Les rues de Kinshasa et de l'est de la RDC vibrent au rythme du Mondial 2026. Depuis le match nul arraché par les Léopards face au Portugal, l'enthousiasme des supporters ne faiblit pas. À quelques heures du deuxième match de groupe contre la Colombie, prévu à 2h GMT ce mercredi 24 juin, la nation tout entière retient son souffle.

Une ferveur populaire contrastée

Dans les marchés, les vendeurs de maillots ne désemplissent pas. Pourtant, le prix des tuniques officielles reste un obstacle majeur pour de nombreux ménages. Dans l'est du pays, où la précarité est plus marquée, cette passion pour les Léopards se heurte à une dure réalité économique. Les supporters improvisent parfois des maillots artisanaux, peints aux couleurs nationales, pour manifester leur soutien.

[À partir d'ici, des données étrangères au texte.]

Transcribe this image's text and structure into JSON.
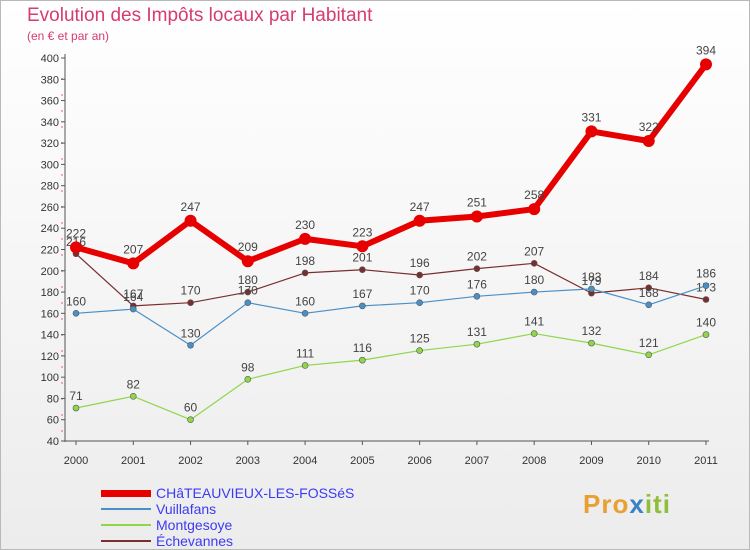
{
  "title": "Evolution des Impôts locaux par Habitant",
  "subtitle": "(en € et par an)",
  "logo": {
    "parts": [
      "Pro",
      "x",
      "iti"
    ],
    "colors": [
      "#e8a030",
      "#3b82c4",
      "#8fbf3a"
    ]
  },
  "chart_data": {
    "type": "line",
    "title": "Evolution des Impôts locaux par Habitant",
    "subtitle": "(en € et par an)",
    "xlabel": "",
    "ylabel": "",
    "ylim": [
      40,
      400
    ],
    "ytick_step": 20,
    "grid": false,
    "legend_position": "bottom-left",
    "categories": [
      "2000",
      "2001",
      "2002",
      "2003",
      "2004",
      "2005",
      "2006",
      "2007",
      "2008",
      "2009",
      "2010",
      "2011"
    ],
    "series": [
      {
        "name": "CHâTEAUVIEUX-LES-FOSSéS",
        "color": "#e60000",
        "values": [
          222,
          207,
          247,
          209,
          230,
          223,
          247,
          251,
          258,
          331,
          322,
          394
        ]
      },
      {
        "name": "Vuillafans",
        "color": "#4a90c8",
        "values": [
          160,
          164,
          130,
          170,
          160,
          167,
          170,
          176,
          180,
          183,
          168,
          186
        ]
      },
      {
        "name": "Montgesoye",
        "color": "#8fd64a",
        "values": [
          71,
          82,
          60,
          98,
          111,
          116,
          125,
          131,
          141,
          132,
          121,
          140
        ]
      },
      {
        "name": "Échevannes",
        "color": "#7a2f2f",
        "values": [
          216,
          167,
          170,
          180,
          198,
          201,
          196,
          202,
          207,
          179,
          184,
          173
        ]
      }
    ]
  }
}
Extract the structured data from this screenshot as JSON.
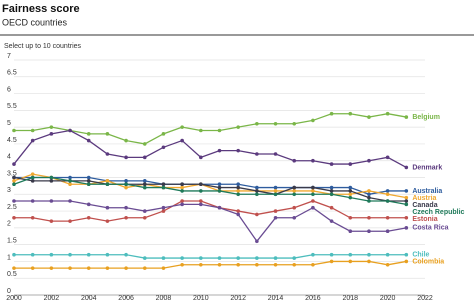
{
  "chart_data": {
    "type": "line",
    "title": "Fairness score",
    "subtitle": "OECD countries",
    "note": "Select up to 10 countries",
    "x": [
      2000,
      2001,
      2002,
      2003,
      2004,
      2005,
      2006,
      2007,
      2008,
      2009,
      2010,
      2011,
      2012,
      2013,
      2014,
      2015,
      2016,
      2017,
      2018,
      2019,
      2020,
      2021
    ],
    "xlim": [
      2000,
      2022
    ],
    "xticks": [
      2000,
      2002,
      2004,
      2006,
      2008,
      2010,
      2012,
      2014,
      2016,
      2018,
      2020,
      2022
    ],
    "ylim": [
      0,
      7
    ],
    "yticks": [
      0,
      0.5,
      1,
      1.5,
      2,
      2.5,
      3,
      3.5,
      4,
      4.5,
      5,
      5.5,
      6,
      6.5,
      7
    ],
    "grid": true,
    "series": [
      {
        "name": "Belgium",
        "color": "#7ab648",
        "values": [
          4.9,
          4.9,
          5.0,
          4.9,
          4.8,
          4.8,
          4.6,
          4.5,
          4.8,
          5.0,
          4.9,
          4.9,
          5.0,
          5.1,
          5.1,
          5.1,
          5.2,
          5.4,
          5.4,
          5.3,
          5.4,
          5.3
        ]
      },
      {
        "name": "Denmark",
        "color": "#5b3a7e",
        "values": [
          3.9,
          4.6,
          4.8,
          4.9,
          4.6,
          4.2,
          4.1,
          4.1,
          4.4,
          4.6,
          4.1,
          4.3,
          4.3,
          4.2,
          4.2,
          4.0,
          4.0,
          3.9,
          3.9,
          4.0,
          4.1,
          3.8
        ]
      },
      {
        "name": "Australia",
        "color": "#2e5c9e",
        "values": [
          3.5,
          3.5,
          3.5,
          3.5,
          3.5,
          3.4,
          3.4,
          3.4,
          3.3,
          3.3,
          3.3,
          3.3,
          3.3,
          3.2,
          3.2,
          3.2,
          3.2,
          3.2,
          3.2,
          3.0,
          3.1,
          3.1
        ]
      },
      {
        "name": "Austria",
        "color": "#f0a830",
        "values": [
          3.4,
          3.6,
          3.5,
          3.3,
          3.3,
          3.4,
          3.2,
          3.3,
          3.2,
          3.2,
          3.3,
          3.1,
          3.1,
          3.1,
          3.1,
          3.1,
          3.1,
          3.0,
          3.0,
          3.1,
          3.0,
          2.9
        ]
      },
      {
        "name": "Canada",
        "color": "#3a3a4a",
        "values": [
          3.5,
          3.4,
          3.4,
          3.4,
          3.4,
          3.3,
          3.3,
          3.3,
          3.3,
          3.3,
          3.3,
          3.2,
          3.2,
          3.1,
          3.0,
          3.2,
          3.2,
          3.1,
          3.1,
          2.9,
          2.8,
          2.8
        ]
      },
      {
        "name": "Czech Republic",
        "color": "#1f7a5a",
        "values": [
          3.3,
          3.5,
          3.5,
          3.4,
          3.3,
          3.3,
          3.3,
          3.2,
          3.2,
          3.1,
          3.1,
          3.1,
          3.0,
          3.0,
          3.0,
          3.0,
          3.0,
          3.0,
          2.9,
          2.8,
          2.8,
          2.7
        ]
      },
      {
        "name": "Estonia",
        "color": "#c0504d",
        "values": [
          2.3,
          2.3,
          2.2,
          2.2,
          2.3,
          2.2,
          2.3,
          2.3,
          2.5,
          2.8,
          2.8,
          2.6,
          2.5,
          2.4,
          2.5,
          2.6,
          2.8,
          2.6,
          2.3,
          2.3,
          2.3,
          2.3
        ]
      },
      {
        "name": "Costa Rica",
        "color": "#6a4c93",
        "values": [
          2.8,
          2.8,
          2.8,
          2.8,
          2.7,
          2.6,
          2.6,
          2.5,
          2.6,
          2.7,
          2.7,
          2.6,
          2.4,
          1.6,
          2.3,
          2.3,
          2.6,
          2.2,
          1.9,
          1.9,
          1.9,
          2.0
        ]
      },
      {
        "name": "Chile",
        "color": "#4dbdbd",
        "values": [
          1.2,
          1.2,
          1.2,
          1.2,
          1.2,
          1.2,
          1.2,
          1.1,
          1.1,
          1.1,
          1.1,
          1.1,
          1.1,
          1.1,
          1.1,
          1.1,
          1.2,
          1.2,
          1.2,
          1.2,
          1.2,
          1.2
        ]
      },
      {
        "name": "Colombia",
        "color": "#e8a020",
        "values": [
          0.8,
          0.8,
          0.8,
          0.8,
          0.8,
          0.8,
          0.8,
          0.8,
          0.8,
          0.9,
          0.9,
          0.9,
          0.9,
          0.9,
          0.9,
          0.9,
          0.9,
          1.0,
          1.0,
          1.0,
          0.9,
          1.0
        ]
      }
    ]
  }
}
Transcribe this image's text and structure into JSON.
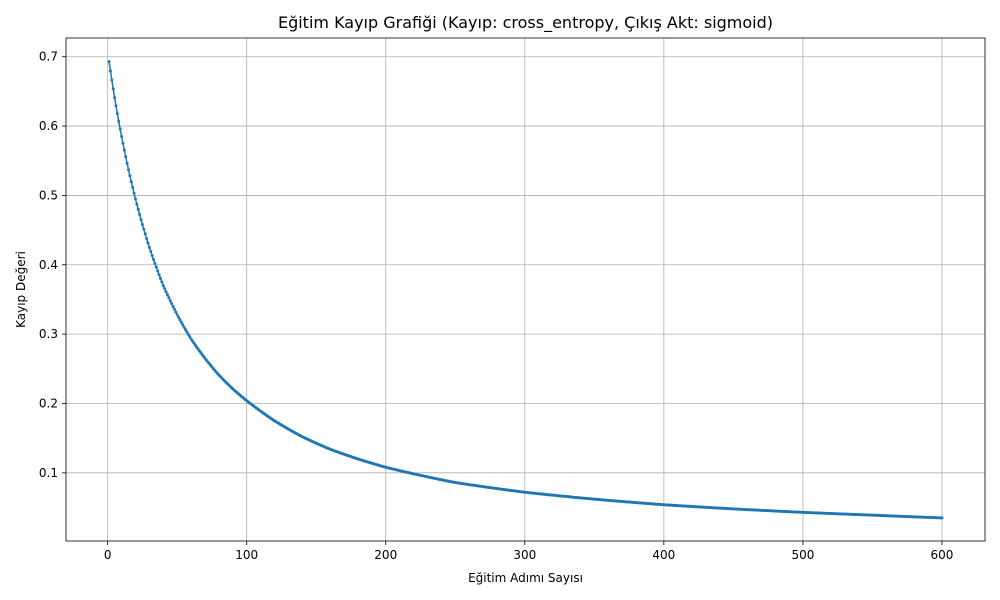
{
  "chart_data": {
    "type": "line",
    "title": "Eğitim Kayıp Grafiği (Kayıp: cross_entropy, Çıkış Akt: sigmoid)",
    "xlabel": "Eğitim Adımı Sayısı",
    "ylabel": "Kayıp Değeri",
    "xlim": [
      -29.95,
      630.95
    ],
    "ylim": [
      0.0017,
      0.727
    ],
    "xticks": [
      0,
      100,
      200,
      300,
      400,
      500,
      600
    ],
    "yticks": [
      0.1,
      0.2,
      0.3,
      0.4,
      0.5,
      0.6,
      0.7
    ],
    "xtick_labels": [
      "0",
      "100",
      "200",
      "300",
      "400",
      "500",
      "600"
    ],
    "ytick_labels": [
      "0.1",
      "0.2",
      "0.3",
      "0.4",
      "0.5",
      "0.6",
      "0.7"
    ],
    "grid": true,
    "color": "#1f77b4",
    "marker": "circle",
    "x_range": [
      1,
      600
    ],
    "series": [
      {
        "x": [
          1,
          5,
          10,
          15,
          20,
          25,
          30,
          40,
          50,
          60,
          70,
          80,
          90,
          100,
          120,
          140,
          160,
          180,
          200,
          250,
          300,
          350,
          400,
          450,
          500,
          550,
          600
        ],
        "values": [
          0.693,
          0.641,
          0.585,
          0.537,
          0.495,
          0.458,
          0.425,
          0.37,
          0.328,
          0.293,
          0.265,
          0.241,
          0.221,
          0.204,
          0.175,
          0.152,
          0.134,
          0.12,
          0.108,
          0.086,
          0.072,
          0.062,
          0.054,
          0.048,
          0.043,
          0.039,
          0.035
        ]
      }
    ]
  }
}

Parallèlement, la menace sanitaire plane toujours. La RDC fait face à une épidémie d'Ebola qui a déjà causé plus de 1 000 cas confirmés et au moins 250 décès, selon les autorités. Cette situation a provoqué des réactions à l'international : des communes espagnoles ont annulé des matchs amicaux de préparation de la RDC, par crainte de propagation du virus. Le supporter congolais « Lumumba Vea », figure emblématique, a dû observer une quarantaine avant de pouvoir rejoindre les États-Unis pour assister aux rencontres.

Un espoir renouvelé

Malgré ces difficultés, la performance des Léopards face à l'une des meilleures équipes du monde a galvanisé le pays. « C'est un signe que nous pouvons rivaliser avec les plus grands », confie un supporter dans un marché de Goma. La sélection nationale, emmenée par ses joueurs vedettes, incarne désormais un espoir de renouveau pour une nation meurtrie par des décennies de conflits et de crises sanitaires.

Le match contre la Colombie sera déterminant pour la suite du parcours. Une victoire ouvrirait la voie aux huitièmes de finale, un exploit jamais réalisé par la RDC en Coupe du monde. Les supporters, confiants mais lucides, savent que le chemin est encore long. « Nous devons rester unis, derrière nos Léopards, quoi qu'il arrive », ajoute un vendeur de maillots à Bukavu.

Un contexte international tendu

Au-delà de la RDC, le Mondial 2026 suscite également une ferveur continentale. Au Sénégal, après la défaite 3-2 contre la Norvège, les supporters oscillent entre déception et espoir. Les Lions doivent se relancer lors des prochains matchs pour espérer sortir de la phase de groupes. L'ambiance reste bon enfant : la pression monte à Dakar, où les fans-zones refusent du monde avant chaque rencontre.

Mais les tensions ne sont pas absentes. En Espagne, plusieurs maires ont pris des décisions radicales face à la crainte d'une contagion d'Ebola. La ville d'Ourense a annulé un match de préparation de la RDC, tandis qu'un autre maire a interdit une rencontre amicale entre la RDC et le Chili. « Nous devons protéger la santé de nos citoyens », ont-ils justifié. Ces mesures, bien que compréhensibles sur le plan sanitaire, ont été perçues comme une stigmatisation injuste par certains supporters congolais.

Les enjeux au-delà du football

Cette Coupe du monde revêt une importance particulière pour la RDC. Elle offre une visibilité internationale au pays, souvent éclipsé par les guerres et les épidémies. Les Léopards portent les espoirs d'une nation qui aspire à tourner la page. Le gouvernement a d'ailleurs déployé des moyens importants pour la logistique et la sécurité des joueurs, tout en maintenant les mesures de prévention contre Ebola à l'intérieur du territoire.

Le match de ce mercredi soir sera suivi avec ferveur à travers toute l'Afrique centrale. Les télévisions, les radios et les réseaux sociaux s'activent pour faire vivre ce moment. Pour les supporters, c'est plus qu'un match : c'est une revanche sur le destin.